Créé en 2021, le GS-LOI a permis, en moins de six ans, le démantèlement de plus de 8 500 sites clandestins sur l'ensemble du territoire. Les opérations menées ont conduit au défèrement de 4 474 personnes, dont près de 65 % de ressortissants étrangers, ainsi qu'à la saisie de plus de 960 millions de FCFA, de 136 kilogrammes d'or et de nombreux engins d'exploitation détruits.
Malgré ce bilan, les autorités constatent une progression de l'activité dans plusieurs régions. Le CNS souligne les conséquences de l'orpaillage illégal sur la dégradation des écosystèmes, la pollution des cours d'eau, la perte de ressources minières et les risques sécuritaires liés aux réseaux criminels.

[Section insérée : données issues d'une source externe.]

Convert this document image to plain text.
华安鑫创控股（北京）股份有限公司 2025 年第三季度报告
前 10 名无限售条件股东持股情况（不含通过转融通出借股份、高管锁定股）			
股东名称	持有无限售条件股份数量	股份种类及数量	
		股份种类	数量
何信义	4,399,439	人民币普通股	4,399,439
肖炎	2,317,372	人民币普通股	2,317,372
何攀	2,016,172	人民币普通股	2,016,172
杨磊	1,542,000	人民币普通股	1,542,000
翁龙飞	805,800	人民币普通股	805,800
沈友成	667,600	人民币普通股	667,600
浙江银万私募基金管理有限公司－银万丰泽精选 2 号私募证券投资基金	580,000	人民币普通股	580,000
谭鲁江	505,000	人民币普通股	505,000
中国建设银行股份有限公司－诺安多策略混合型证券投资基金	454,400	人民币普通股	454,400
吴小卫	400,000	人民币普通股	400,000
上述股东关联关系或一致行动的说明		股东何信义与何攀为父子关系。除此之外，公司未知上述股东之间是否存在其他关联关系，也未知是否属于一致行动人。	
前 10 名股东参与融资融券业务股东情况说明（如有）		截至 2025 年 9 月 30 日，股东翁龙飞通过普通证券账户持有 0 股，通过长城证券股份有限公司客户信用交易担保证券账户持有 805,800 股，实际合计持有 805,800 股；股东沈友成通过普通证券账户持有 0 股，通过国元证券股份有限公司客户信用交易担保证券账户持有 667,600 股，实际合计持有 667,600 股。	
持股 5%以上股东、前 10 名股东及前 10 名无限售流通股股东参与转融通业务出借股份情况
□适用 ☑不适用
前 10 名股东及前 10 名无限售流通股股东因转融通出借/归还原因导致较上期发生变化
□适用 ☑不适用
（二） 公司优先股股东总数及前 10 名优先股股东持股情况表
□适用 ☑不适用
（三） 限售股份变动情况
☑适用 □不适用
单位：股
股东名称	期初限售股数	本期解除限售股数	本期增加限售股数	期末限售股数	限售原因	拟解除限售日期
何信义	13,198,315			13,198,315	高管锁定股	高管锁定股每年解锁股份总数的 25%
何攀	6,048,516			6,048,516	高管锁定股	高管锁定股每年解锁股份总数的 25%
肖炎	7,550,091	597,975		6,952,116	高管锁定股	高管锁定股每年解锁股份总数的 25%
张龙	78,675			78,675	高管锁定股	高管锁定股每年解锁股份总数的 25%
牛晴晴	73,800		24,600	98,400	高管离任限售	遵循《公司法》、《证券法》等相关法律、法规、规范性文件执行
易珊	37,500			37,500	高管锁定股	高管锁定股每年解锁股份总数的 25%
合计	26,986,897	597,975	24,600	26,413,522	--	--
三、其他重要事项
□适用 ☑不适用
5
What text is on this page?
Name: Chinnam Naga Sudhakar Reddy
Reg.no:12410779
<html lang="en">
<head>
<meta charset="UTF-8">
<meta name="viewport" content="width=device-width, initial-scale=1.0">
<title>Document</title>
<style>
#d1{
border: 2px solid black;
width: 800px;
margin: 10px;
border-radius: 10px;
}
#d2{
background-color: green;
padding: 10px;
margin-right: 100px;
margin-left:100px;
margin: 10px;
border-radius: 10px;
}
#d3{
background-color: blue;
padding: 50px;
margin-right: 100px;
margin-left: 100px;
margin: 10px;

Face à cette situation, le président de la République a demandé au Premier ministre, Robert Beugré Mambé, de renforcer le dispositif national. Les préfets, les autorités traditionnelles et les Forces de défense et de sécurité seront davantage mobilisés, tandis qu'une coopération accrue avec les pays d'origine des orpailleurs étrangers devra faciliter les actions de sensibilisation et les rapatriements.
En annonçant un renforcement des capacités du GS-LOI et une application plus stricte des sanctions, le gouvernement entend transformer ces résultats en un recul durable de l'exploitation minière clandestine.